Devant notre sentiment d’impuissance face à la hausse effrénée du trafic mondial et l’inaction des Etats pour la limiter, nous sommes nombreux à ressentir une dissonance cognitive entre notre activité professionnelle et nos convictions personnelles. Nous aimons notre métier et en sommes fiers mais nous ne souhaitons pas contribuer à accélérer la catastrophe qui se profile, c’est une question d’éthique.
Alors que faire ? D’abord faire face à nos responsabilités et reconnaître le problème plutôt que de l’élude (...)
Nous devons également accélérer nos efforts de recherche, mobiliser notre expertise et nos compétences pour développer des avions plus sobres et fonctionnant avec une énergie décarbonée.

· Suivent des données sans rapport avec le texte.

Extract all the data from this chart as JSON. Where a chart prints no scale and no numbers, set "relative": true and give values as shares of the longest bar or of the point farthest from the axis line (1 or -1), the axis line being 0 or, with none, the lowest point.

Mais nous devons aussi reconnaître que ces solutions ne seront pas prêtes avant 2035 au mieux. D’ici là, compte tenu de l’urgence à inverser la courbe des émissions pour respecter les accords de Paris, nous sommes convaincus que la réduction de l’impact environnemental de l’aviation passera principalement par la sobriété des usages et la limitation du trafic aérien. Nous devrons donc adapter notre modèle économique et nos cadences de production à cette réalité. (...)

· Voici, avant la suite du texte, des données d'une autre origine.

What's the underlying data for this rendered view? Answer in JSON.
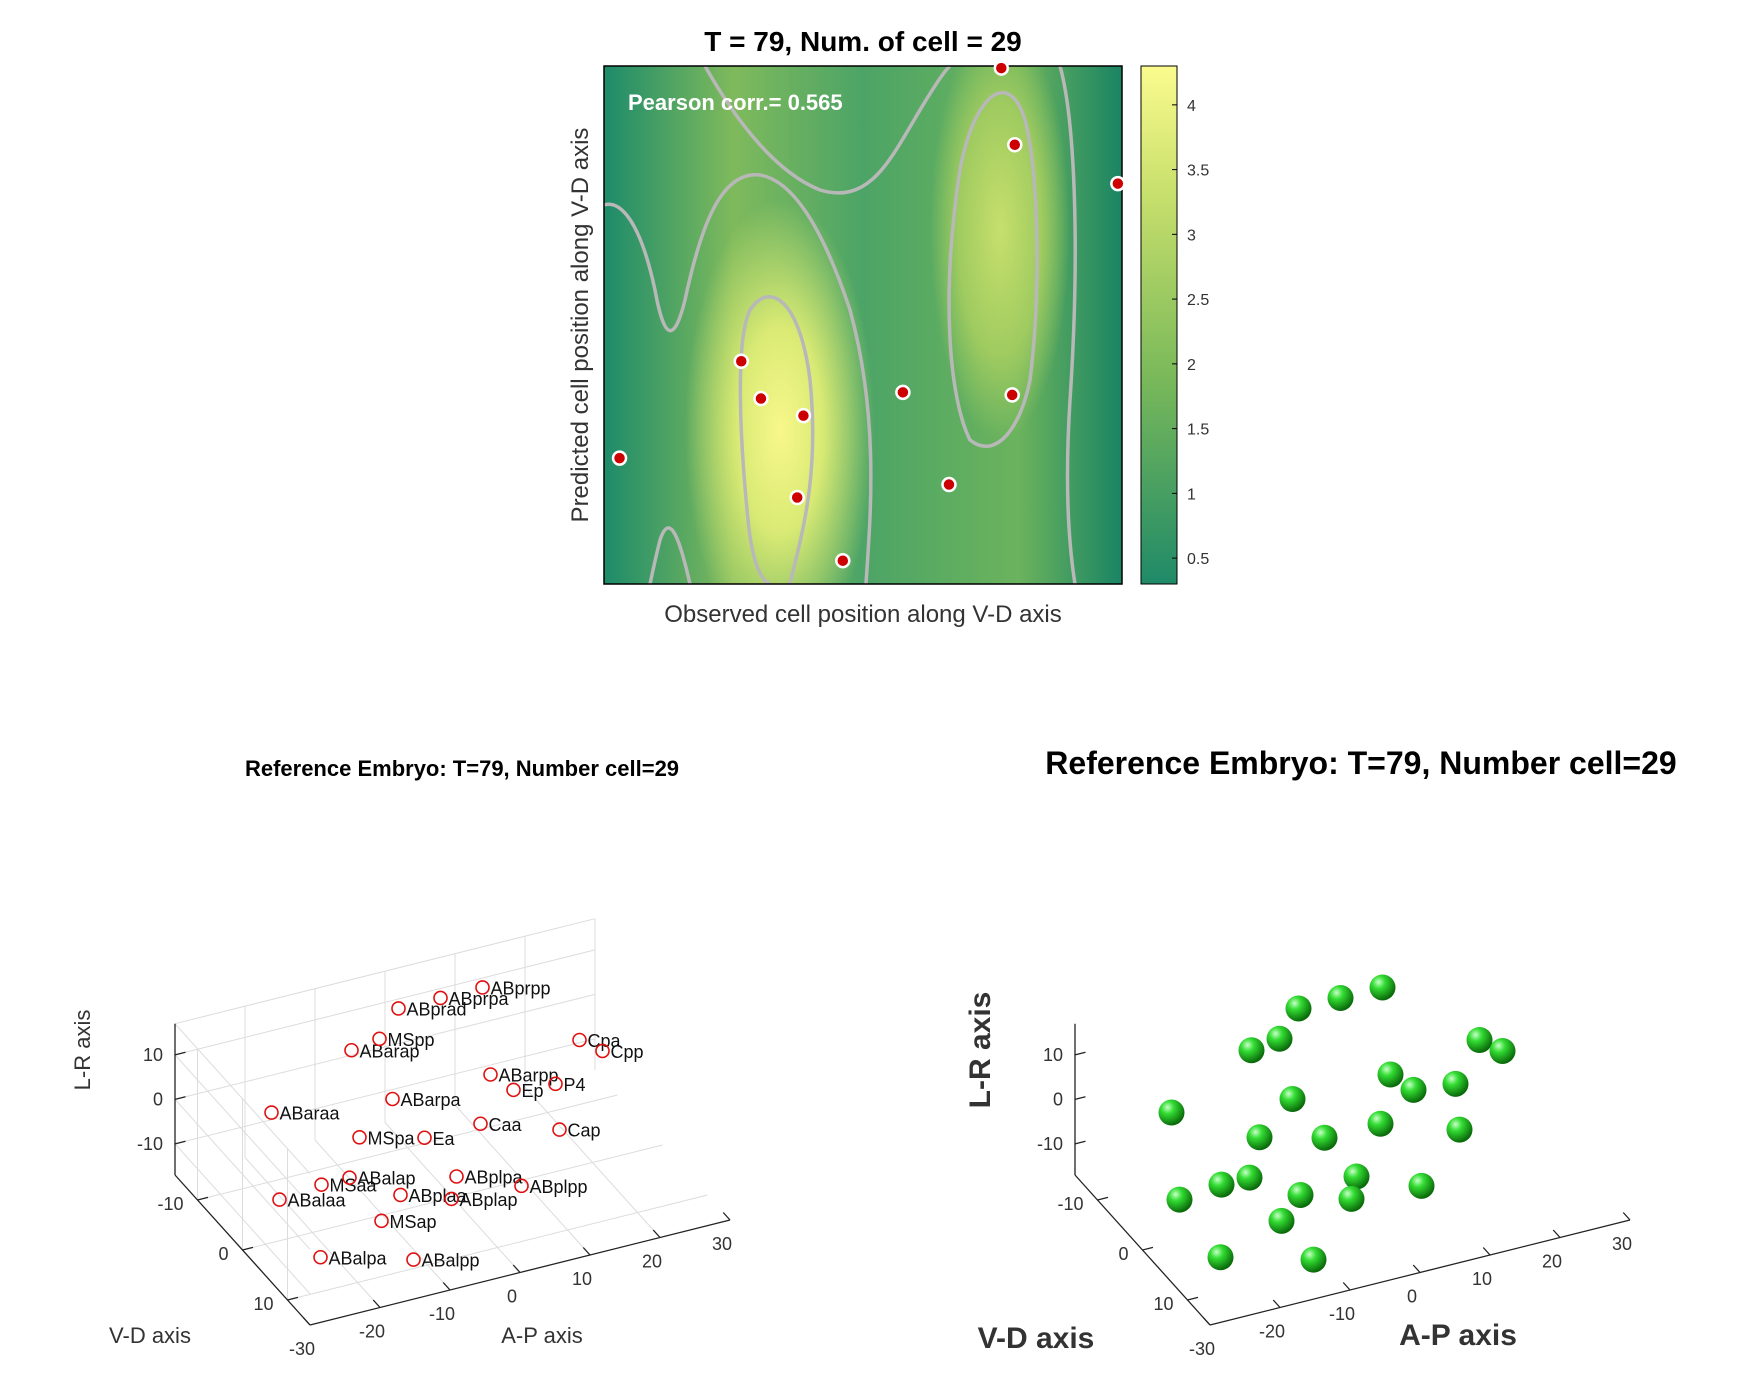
{
  "top_plot": {
    "title": "T = 79, Num. of cell = 29",
    "annotation": "Pearson corr.= 0.565",
    "xlabel": "Observed cell position along V-D axis",
    "ylabel": "Predicted cell position along V-D axis",
    "colorbar_ticks": [
      "0.5",
      "1",
      "1.5",
      "2",
      "2.5",
      "3",
      "3.5",
      "4"
    ],
    "colors": {
      "low": "#1f8a68",
      "mid": "#8fc45a",
      "high": "#f5f58a",
      "contour": "#b0b0b0",
      "point": "#cc0000"
    }
  },
  "bottom_left": {
    "title": "Reference Embryo: T=79, Number cell=29",
    "zlabel": "L-R axis",
    "ylabel": "V-D axis",
    "xlabel": "A-P axis",
    "z_ticks": [
      "10",
      "0",
      "-10"
    ],
    "y_ticks": [
      "-10",
      "0",
      "10"
    ],
    "x_ticks": [
      "-30",
      "-20",
      "-10",
      "0",
      "10",
      "20",
      "30"
    ],
    "cell_labels": [
      "ABprad",
      "ABprpa",
      "ABprpp",
      "ABarap",
      "MSpp",
      "ABaraa",
      "ABarpa",
      "ABarpp",
      "Cpa",
      "Cpp",
      "Ep",
      "P4",
      "MSpa",
      "Ea",
      "Caa",
      "ABalaa",
      "MSaa",
      "ABalap",
      "Cap",
      "ABplpa",
      "ABplaa",
      "ABplap",
      "MSap",
      "ABplpp",
      "ABalpa",
      "ABalpp"
    ]
  },
  "bottom_right": {
    "title": "Reference Embryo: T=79, Number cell=29",
    "zlabel": "L-R axis",
    "ylabel": "V-D axis",
    "xlabel": "A-P axis",
    "z_ticks": [
      "10",
      "0",
      "-10"
    ],
    "y_ticks": [
      "-10",
      "0",
      "10"
    ],
    "x_ticks": [
      "-30",
      "-20",
      "-10",
      "0",
      "10",
      "20",
      "30"
    ],
    "sphere_color": "#22cc22"
  },
  "chart_data": [
    {
      "type": "heatmap",
      "title": "T = 79, Num. of cell = 29",
      "xlabel": "Observed cell position along V-D axis",
      "ylabel": "Predicted cell position along V-D axis",
      "colorbar_range": [
        0.3,
        4.3
      ],
      "pearson_corr": 0.565,
      "points": [
        {
          "x": 0.767,
          "y": 0.996
        },
        {
          "x": 0.793,
          "y": 0.848
        },
        {
          "x": 0.992,
          "y": 0.773
        },
        {
          "x": 0.265,
          "y": 0.43
        },
        {
          "x": 0.303,
          "y": 0.358
        },
        {
          "x": 0.385,
          "y": 0.325
        },
        {
          "x": 0.577,
          "y": 0.37
        },
        {
          "x": 0.788,
          "y": 0.365
        },
        {
          "x": 0.03,
          "y": 0.243
        },
        {
          "x": 0.373,
          "y": 0.167
        },
        {
          "x": 0.666,
          "y": 0.192
        },
        {
          "x": 0.461,
          "y": 0.045
        }
      ]
    },
    {
      "type": "scatter",
      "title": "Reference Embryo: T=79, Number cell=29",
      "xlabel": "A-P axis",
      "ylabel": "V-D axis",
      "zlabel": "L-R axis",
      "points": [
        {
          "label": "ABprad",
          "ap": 0,
          "vd": -12,
          "lr": 12
        },
        {
          "label": "ABprpa",
          "ap": 6,
          "vd": -12,
          "lr": 12
        },
        {
          "label": "ABprpp",
          "ap": 12,
          "vd": -12,
          "lr": 12
        },
        {
          "label": "ABarap",
          "ap": -8,
          "vd": -10,
          "lr": 8
        },
        {
          "label": "MSpp",
          "ap": -4,
          "vd": -10,
          "lr": 9
        },
        {
          "label": "ABaraa",
          "ap": -22,
          "vd": -6,
          "lr": 4
        },
        {
          "label": "ABarpa",
          "ap": -6,
          "vd": -4,
          "lr": 3
        },
        {
          "label": "ABarpp",
          "ap": 8,
          "vd": -4,
          "lr": 3
        },
        {
          "label": "Cpa",
          "ap": 22,
          "vd": -6,
          "lr": 3
        },
        {
          "label": "Cpp",
          "ap": 24,
          "vd": -4,
          "lr": 2
        },
        {
          "label": "Ep",
          "ap": 10,
          "vd": -2,
          "lr": 1
        },
        {
          "label": "P4",
          "ap": 16,
          "vd": -2,
          "lr": 0
        },
        {
          "label": "MSpa",
          "ap": -12,
          "vd": -2,
          "lr": -1
        },
        {
          "label": "Ea",
          "ap": -4,
          "vd": 0,
          "lr": -2
        },
        {
          "label": "Caa",
          "ap": 4,
          "vd": 0,
          "lr": -2
        },
        {
          "label": "ABalaa",
          "ap": -26,
          "vd": 2,
          "lr": -5
        },
        {
          "label": "MSaa",
          "ap": -20,
          "vd": 2,
          "lr": -4
        },
        {
          "label": "ABalap",
          "ap": -16,
          "vd": 2,
          "lr": -4
        },
        {
          "label": "Cap",
          "ap": 14,
          "vd": 2,
          "lr": -5
        },
        {
          "label": "ABplpa",
          "ap": -2,
          "vd": 4,
          "lr": -7
        },
        {
          "label": "ABplaa",
          "ap": -10,
          "vd": 4,
          "lr": -8
        },
        {
          "label": "ABplap",
          "ap": -4,
          "vd": 6,
          "lr": -9
        },
        {
          "label": "MSap",
          "ap": -14,
          "vd": 6,
          "lr": -10
        },
        {
          "label": "ABplpp",
          "ap": 6,
          "vd": 6,
          "lr": -10
        },
        {
          "label": "ABalpa",
          "ap": -24,
          "vd": 8,
          "lr": -12
        },
        {
          "label": "ABalpp",
          "ap": -12,
          "vd": 10,
          "lr": -15
        }
      ]
    },
    {
      "type": "scatter",
      "title": "Reference Embryo: T=79, Number cell=29",
      "xlabel": "A-P axis",
      "ylabel": "V-D axis",
      "zlabel": "L-R axis",
      "note_points_same_as_left": true
    }
  ]
}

Enfin, il nous semble nécessaire d’anticiper et de compenser la baisse de nos activités “historiques” par la diversification de nos entreprises vers de nouveaux secteurs et l’accompagnement à la reconversion des salariés. Dans l’objectif de réorienter durablement notre économie vers les enjeux prioritaires d’aujourd’hui et de demain, il y a de nombreux domaines dans lesquels nous pourrions valoriser nos moyens d’études et de production et nos compétences professionnelles et personnelles : l’énergie, la santé, l’agriculture, le bâtiment, les autres moyens de transports comme le ferroviaire, les systèmes de mobilités, la gestion de l’eau, la formation, l’Économie Sociale et Solidaire, etc. Il est sans doute aussi temps d’interroger notre rapport au travail et à la production et d’envisager une meilleure répartition du temps de travail.
Aujourd’hui, nous sommes nombreux à être partagés entre la peur de perdre notre emploi et le sentiment qu’un virage est nécessaire. Au travers de cette lettre, nous souhaitons engager un échange sincère et ouvert avec vous pour penser notre avenir et engager des actions concrètes. Nous avons créé ce collectif ICARE pour fédérer les salariés de l’aéronautique qui se reconnaissent dans ce constat et qui souhaitent participer à des groupes de réflexions sur les thèmes évoqués dans cette lettre : reconversion professionnelle, transfert des compétences, gestion du changement, …
L’innovation sous contrainte et la passion sont les fers de lance de nos métiers, elles nous permettront de raviver l’âme pionnière de notre industrie et de relever le plus complexe des défis : se réinventer pour trouver notre place dans un monde résilient et durable.